La Contraloría define, como última instancia, la aprobación de los presupuestos adicionales de obras que no pueda autorizar directamente la entidad, cualquiera que sea la fuente de financiamiento, así como las mayores prestaciones de supervisiones en los casos distintos a los de adicionales de obra. Que defina puede aceptarse aunque tiene sus bemoles porque no tiene expertos en absolutamente todas las disciplinas. Pero no puede hacerlo como última instancia y sin posibilidad alguna de las partes para recurrir a la vía arbitral como les faculta la ley de la materia. Según la Ley del Sistema Nacional de Control, estas controversias “no pueden ser sustraídas al pronunciamiento que compete a la Contraloría General.” ¿Por qué? ¿Desde cuándo? ¿Con qué fundamento?

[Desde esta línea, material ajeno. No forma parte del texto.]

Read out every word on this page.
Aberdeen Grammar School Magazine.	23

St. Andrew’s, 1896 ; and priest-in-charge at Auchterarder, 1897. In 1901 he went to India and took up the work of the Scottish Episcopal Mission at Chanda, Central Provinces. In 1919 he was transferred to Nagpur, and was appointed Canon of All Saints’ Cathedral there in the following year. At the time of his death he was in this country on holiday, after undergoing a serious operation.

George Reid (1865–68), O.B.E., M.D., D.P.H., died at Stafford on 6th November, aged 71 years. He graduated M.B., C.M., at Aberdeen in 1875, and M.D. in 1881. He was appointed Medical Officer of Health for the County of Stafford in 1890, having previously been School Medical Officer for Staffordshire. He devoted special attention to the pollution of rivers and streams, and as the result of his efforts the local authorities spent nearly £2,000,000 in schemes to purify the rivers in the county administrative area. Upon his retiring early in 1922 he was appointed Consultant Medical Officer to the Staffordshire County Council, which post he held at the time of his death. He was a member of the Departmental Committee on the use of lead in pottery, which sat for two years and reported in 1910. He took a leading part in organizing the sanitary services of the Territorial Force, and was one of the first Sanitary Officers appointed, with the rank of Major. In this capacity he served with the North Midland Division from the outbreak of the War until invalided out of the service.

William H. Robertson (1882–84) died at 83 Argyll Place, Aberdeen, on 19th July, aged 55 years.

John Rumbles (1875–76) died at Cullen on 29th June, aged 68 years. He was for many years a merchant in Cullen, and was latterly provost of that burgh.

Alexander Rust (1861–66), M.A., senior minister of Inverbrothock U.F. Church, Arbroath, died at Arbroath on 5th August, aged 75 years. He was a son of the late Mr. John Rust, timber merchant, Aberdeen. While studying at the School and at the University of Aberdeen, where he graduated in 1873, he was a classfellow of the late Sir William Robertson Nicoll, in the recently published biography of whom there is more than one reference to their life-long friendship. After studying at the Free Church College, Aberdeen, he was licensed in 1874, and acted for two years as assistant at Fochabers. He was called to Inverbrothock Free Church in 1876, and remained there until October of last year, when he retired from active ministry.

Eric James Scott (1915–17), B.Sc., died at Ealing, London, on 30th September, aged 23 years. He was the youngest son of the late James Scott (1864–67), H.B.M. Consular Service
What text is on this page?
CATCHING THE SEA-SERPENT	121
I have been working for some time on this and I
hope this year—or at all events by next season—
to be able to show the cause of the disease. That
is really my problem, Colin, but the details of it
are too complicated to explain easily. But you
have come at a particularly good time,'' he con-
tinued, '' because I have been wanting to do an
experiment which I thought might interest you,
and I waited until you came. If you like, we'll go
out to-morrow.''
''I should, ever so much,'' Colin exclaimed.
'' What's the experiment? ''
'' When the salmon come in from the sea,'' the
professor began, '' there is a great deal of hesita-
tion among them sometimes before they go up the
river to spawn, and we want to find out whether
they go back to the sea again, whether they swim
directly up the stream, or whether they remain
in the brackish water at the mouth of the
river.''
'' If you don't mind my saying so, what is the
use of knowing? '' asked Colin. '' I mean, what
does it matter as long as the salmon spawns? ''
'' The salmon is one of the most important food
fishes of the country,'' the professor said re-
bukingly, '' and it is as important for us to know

No hay ninguna razón valedera.

Más bien hay una razón adicional que no había cuando se aprobó la prohibición. Es la inequidad que fluye de los tratados de libre comercio que el Perú ha suscrito con otras naciones en cuya virtud los contratos celebrados por las empresas de esos países están protegidos por una cláusula especial, esté o no incorporada en sus convenios, según la cual todas las reclamaciones que se susciten en su ejecución serán resueltas obligatoriamente mediante arbitraje. Los adicionales que se produzcan en tales circunstancias ¿irían a arbitraje si el contratista es una firma extranjera cubierta por un acuerdo internacional y al Poder Judicial si el contratista es una firma nacional o de algún país que no está cubierto por ningún acuerdo internacional? ¿Dónde queda el principio del trato justo e igualitario para todos?

Ojalá que el Congreso de la República, en algún momento, corrija los excesos de esta norma que acrecienta las conocidas prerrogativas del órgano de control y elimine de la Ley de Contrataciones del Estado el impedimento de arbitrar adicionales. La oportunidad puede ser propicia para iniciar un gran debate nacional en torno al rol de la Contraloría en un país como el nuestro, en vías de desarrollo, que reclama inversiones, garantías y fundamentalmente seguridad jurídica, requisito que sin ninguna duda ofrece la institución arbitral.